The longlist for Romantic Novel of the Year had been announced and for the second year running I had a novel on it.  Last year it was for A Single to Rome, this year it's for Kissing Mr Wrong.  I've seen the competition, which includes Katie Fforde, Jojo Moyes, Erica James and Nora Roberts among others, so I'm not holding my breath that I'll get onto the shortlist, let alone win.  

But right now...I'm basking in glory!  Yippee!!!

Wednesday, 16 December 2009

And The Winner Is...

Me! Well, that's what I'm hoping to be hearing next March as A Single to Rome has been longlisted for Romantic Novel of the Year. Of course I know I should be saying something self-deprecating and charming about how I'm honoured to be among such illustrious company, the wonderful books that have also been longlisted and all that (and I genuinely am thrilled to have been included) but deep deep down I hope that all their books will dissolve into the bathwater because I really really want to WIN.

Writing is not a competitive sport. It's for people who like sitting in small rooms talking to imaginary characters.
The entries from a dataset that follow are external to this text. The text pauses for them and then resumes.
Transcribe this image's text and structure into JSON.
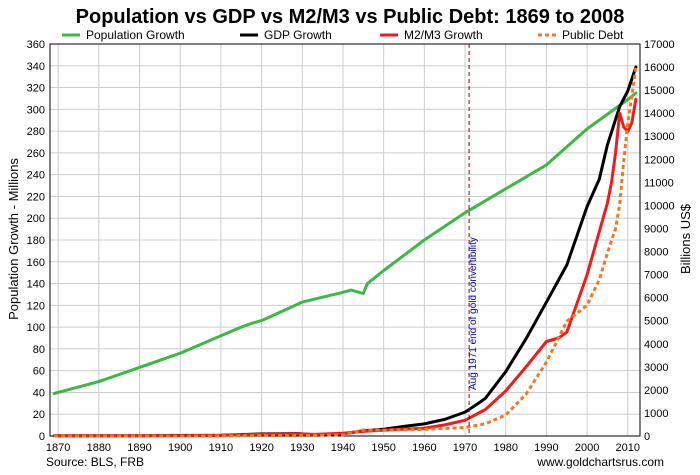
{
  "chart_data": {
    "type": "line",
    "title": "Population vs GDP vs M2/M3 vs Public Debt: 1869 to 2008",
    "ylabel_left": "Population Growth - Millions",
    "ylabel_right": "Billions US$",
    "xlim": [
      1868,
      2013
    ],
    "ylim_left": [
      0,
      360
    ],
    "ylim_right": [
      0,
      17000
    ],
    "x_ticks": [
      1870,
      1880,
      1890,
      1900,
      1910,
      1920,
      1930,
      1940,
      1950,
      1960,
      1970,
      1980,
      1990,
      2000,
      2010
    ],
    "y_ticks_left": [
      0,
      20,
      40,
      60,
      80,
      100,
      120,
      140,
      160,
      180,
      200,
      220,
      240,
      260,
      280,
      300,
      320,
      340,
      360
    ],
    "y_ticks_right": [
      0,
      1000,
      2000,
      3000,
      4000,
      5000,
      6000,
      7000,
      8000,
      9000,
      10000,
      11000,
      12000,
      13000,
      14000,
      15000,
      16000,
      17000
    ],
    "grid": true,
    "legend_position": "top",
    "annotation": {
      "x": 1971,
      "text": "Aug 1971 end of gold convertibility",
      "color": "#0000cc",
      "line_color": "#8b0000"
    },
    "source_text": "Source: BLS, FRB",
    "website_text": "www.goldchartsrus.com",
    "series": [
      {
        "name": "Population Growth",
        "color": "#3cb944",
        "axis": "left",
        "style": "solid",
        "x": [
          1869,
          1880,
          1890,
          1900,
          1910,
          1915,
          1918,
          1920,
          1930,
          1940,
          1942,
          1944,
          1945,
          1946,
          1950,
          1960,
          1970,
          1980,
          1990,
          2000,
          2010,
          2012
        ],
        "y": [
          39,
          50,
          63,
          76,
          92,
          100,
          104,
          106,
          123,
          132,
          134,
          132,
          131,
          140,
          152,
          180,
          205,
          227,
          249,
          282,
          309,
          315
        ]
      },
      {
        "name": "GDP Growth",
        "color": "#000000",
        "axis": "right",
        "style": "solid",
        "x": [
          1869,
          1880,
          1890,
          1900,
          1910,
          1920,
          1929,
          1933,
          1940,
          1945,
          1950,
          1955,
          1960,
          1965,
          1970,
          1973,
          1975,
          1980,
          1985,
          1990,
          1995,
          2000,
          2003,
          2005,
          2008,
          2010,
          2012
        ],
        "y": [
          10,
          12,
          15,
          20,
          33,
          89,
          104,
          57,
          101,
          223,
          294,
          415,
          526,
          719,
          1038,
          1383,
          1637,
          2788,
          4220,
          5803,
          7415,
          9952,
          11142,
          12623,
          14291,
          14964,
          16000
        ]
      },
      {
        "name": "M2/M3 Growth",
        "color": "#ee1c1c",
        "axis": "right",
        "style": "solid",
        "x": [
          1869,
          1880,
          1890,
          1900,
          1910,
          1920,
          1929,
          1933,
          1940,
          1945,
          1950,
          1955,
          1960,
          1965,
          1970,
          1975,
          1980,
          1985,
          1990,
          1993,
          1995,
          2000,
          2005,
          2006,
          2007,
          2008,
          2009,
          2010,
          2011,
          2012
        ],
        "y": [
          5,
          8,
          12,
          15,
          25,
          80,
          90,
          70,
          120,
          200,
          250,
          300,
          340,
          480,
          680,
          1150,
          1950,
          3000,
          4100,
          4250,
          4500,
          7000,
          10100,
          11000,
          12300,
          14000,
          13400,
          13200,
          13600,
          14600
        ]
      },
      {
        "name": "Public Debt",
        "color": "#f07820",
        "axis": "right",
        "style": "dotted",
        "x": [
          1869,
          1880,
          1890,
          1900,
          1910,
          1920,
          1929,
          1940,
          1945,
          1950,
          1960,
          1970,
          1975,
          1980,
          1985,
          1990,
          1995,
          2000,
          2003,
          2005,
          2007,
          2008,
          2009,
          2010,
          2011,
          2012
        ],
        "y": [
          2,
          2,
          2,
          2,
          2,
          25,
          17,
          50,
          260,
          257,
          286,
          370,
          533,
          908,
          1817,
          3206,
          4974,
          5674,
          6783,
          7933,
          9008,
          10025,
          11910,
          13562,
          14790,
          16000
        ]
      }
    ]
  }
}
And while most writers would admit to twinges of jealousy when they hear of a fellow writer getting an amazing deal or hitting the heights of the bestseller lists, in my experience we're a fairly generous and supportive lot. Perhaps we're so used to being at the bottom of the publishing pile we learn to look out for each other.

I never won anything at school, not even a runner up badge. I wasn't bad, but neither was I good. I was average, and average means years of sitting on a hard chair in the school hall listening to other people's names being called. Strange, isn't it. If you'd asked me yesterday I'd have said I wasn't particularly fussed about awards and prizes, those years having left minimal expectations. I don't expect I'll be getting the prize this time round, but oh - I am so pleased that for once I'm a contender.